Nul hasard à voir Orelsan achever la première de l’émission sur son crépuscula­ire Quand est-ce que ca s’arrête. Dans la semi-pénombre des studios de Boulogne-Billancour­t, ces lyrics affectés semblent directemen­t s’adresser à l’humoriste. On l’imagine opiner du chef à chaque sentence désabusée d’Orel, cinglant l’hypocrisie d’un show-business si nauséeux sous ses paillettes. Piochant ses mots avec précaution, il contredit pourtant l’hypothèse. Non, il n’est “pas lassé par le système” et fait son débriefing sans le moindre grief. “Lorsque tu entres dans ce métier, c’est vrai que tu as des images plein l’esprit et que tu n’es pas prêt. Il te suffit d’être un tant soit peu lucide pour vite déchanter,” avoue-t-il avant de se modérer : “Mais après des années dans ce milieu, je n’irais pas moi aussi jusqu’à dire : ‘quand est ce que ça s’arrête ?’ Cette question est notre moteur à tous, ce qui nous permet de continuer. Le plus dangereux, c’est le confort.”

On a l’impression que le nouveau Thomas Ngijol pense “positive attitude”.

“Je n’essaie pas d’être une autre personne que moi, sinon je vais sonner faux” THOMAS NGIJOL

Un artefact. C’est surtout qu’il carbure aux paradoxes. Car il en est un vrai, ambulant. Si dans son show il cabotine, c’est toujours pour mieux suggérer, et s’il fanfaronne dans la fiction, c’est pour se raconter sans filtre, se foutre à poil. Se regarder jusqu’à la névrose, au fond, très peu pour lui. L’essentiel est surtout de se reconnaîtr­e dans le miroir, car “si un gars avec qui tu as grandi te dit ‘t’es devenu une merde’, ça fait très mal !” A propos du strass encore, il persiste et signe : “Ce que tu me racontes, ça fait partie de la vie, mais ce n’est pas ma vie.” Pour cause, le Thomas antipathiq­ue d’Inside Jamel Comedy Club, fabuleuse minisérie coscénaris­ée par Blanche Gardin, est à mille lieues de celui qui nous parle en ce moment. Le (faux) salaud qui semblait, il n’y pas si longtemps, siroter son cynisme jusqu’à l’ivresse serre désormais contre lui sa sérénité. Lucide, il accueille son retour sur le PAF comme une parenthèse enchantée. Une jubilation, oui, mais pas une consécrati­on. Mais alors, qu’est-ce qui fait briller ses yeux ? Animer sa propre émission télé, ce n’est ce pas ça, son rêve d’enfant ? “Il y a quelques années, j’aurais pu te dire ça. Mais à l’heure où je te parle, j’ai laissé ces rêves à mes propres enfants”, achève-t-il sur le ton du daron.

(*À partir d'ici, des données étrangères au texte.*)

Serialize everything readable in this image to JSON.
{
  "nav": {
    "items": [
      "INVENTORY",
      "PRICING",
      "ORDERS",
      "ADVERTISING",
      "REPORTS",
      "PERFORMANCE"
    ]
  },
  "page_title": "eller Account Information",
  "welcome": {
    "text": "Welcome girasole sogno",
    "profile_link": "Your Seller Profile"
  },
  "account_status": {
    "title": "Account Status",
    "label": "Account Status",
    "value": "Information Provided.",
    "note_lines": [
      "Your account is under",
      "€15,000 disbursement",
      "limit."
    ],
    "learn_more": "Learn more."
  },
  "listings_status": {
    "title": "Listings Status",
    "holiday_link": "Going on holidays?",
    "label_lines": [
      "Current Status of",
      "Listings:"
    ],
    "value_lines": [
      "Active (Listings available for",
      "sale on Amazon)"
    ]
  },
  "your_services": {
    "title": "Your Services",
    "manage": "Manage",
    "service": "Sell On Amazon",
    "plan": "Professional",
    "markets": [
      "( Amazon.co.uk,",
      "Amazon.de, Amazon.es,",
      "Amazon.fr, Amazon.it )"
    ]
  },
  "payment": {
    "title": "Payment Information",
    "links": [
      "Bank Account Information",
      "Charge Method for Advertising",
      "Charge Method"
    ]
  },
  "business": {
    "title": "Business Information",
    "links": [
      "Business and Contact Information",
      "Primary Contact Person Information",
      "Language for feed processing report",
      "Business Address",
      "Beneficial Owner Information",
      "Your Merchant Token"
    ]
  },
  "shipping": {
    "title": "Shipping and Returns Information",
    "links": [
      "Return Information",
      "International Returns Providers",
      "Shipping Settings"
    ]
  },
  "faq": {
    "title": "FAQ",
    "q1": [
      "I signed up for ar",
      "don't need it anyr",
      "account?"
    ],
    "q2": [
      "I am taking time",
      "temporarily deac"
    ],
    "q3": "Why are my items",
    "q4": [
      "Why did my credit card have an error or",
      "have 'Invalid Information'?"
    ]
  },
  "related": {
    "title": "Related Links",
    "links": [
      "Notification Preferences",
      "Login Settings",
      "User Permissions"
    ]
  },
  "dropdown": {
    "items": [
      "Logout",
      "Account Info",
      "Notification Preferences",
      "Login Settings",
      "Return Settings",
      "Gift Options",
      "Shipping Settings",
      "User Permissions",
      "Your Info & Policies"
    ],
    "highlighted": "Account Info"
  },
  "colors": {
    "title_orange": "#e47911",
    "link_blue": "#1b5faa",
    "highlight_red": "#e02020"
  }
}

L’artiste a beau déjà nous parler d’héritage, la fête est loin d’être finie pour lui. Son futur projet, Black Snake, n’est rien de moins que “le premier film de superhéros africain”. Un exercice de style “à la Hancock” qui tombe à pic à l’heure où Black Panther a contribué à normaliser les cultures africaines au sein des multiplexe­s. Cet “ovni politico-comique” est prévu pour la rentrée prochaine. Mais même à jouer les justiciers, Thomas Ngijol n’oublie pas qui est derrière le masque. Jamais. “Je n’essaie pas d’être une autre personne que moi, sinon je vais sonner faux. Je sais qui je suis. J’ai envie d’être vrai dans ce que je fais. Je suis dans le concret aujourd’hui. Je ne me retourne pas, j’avance.”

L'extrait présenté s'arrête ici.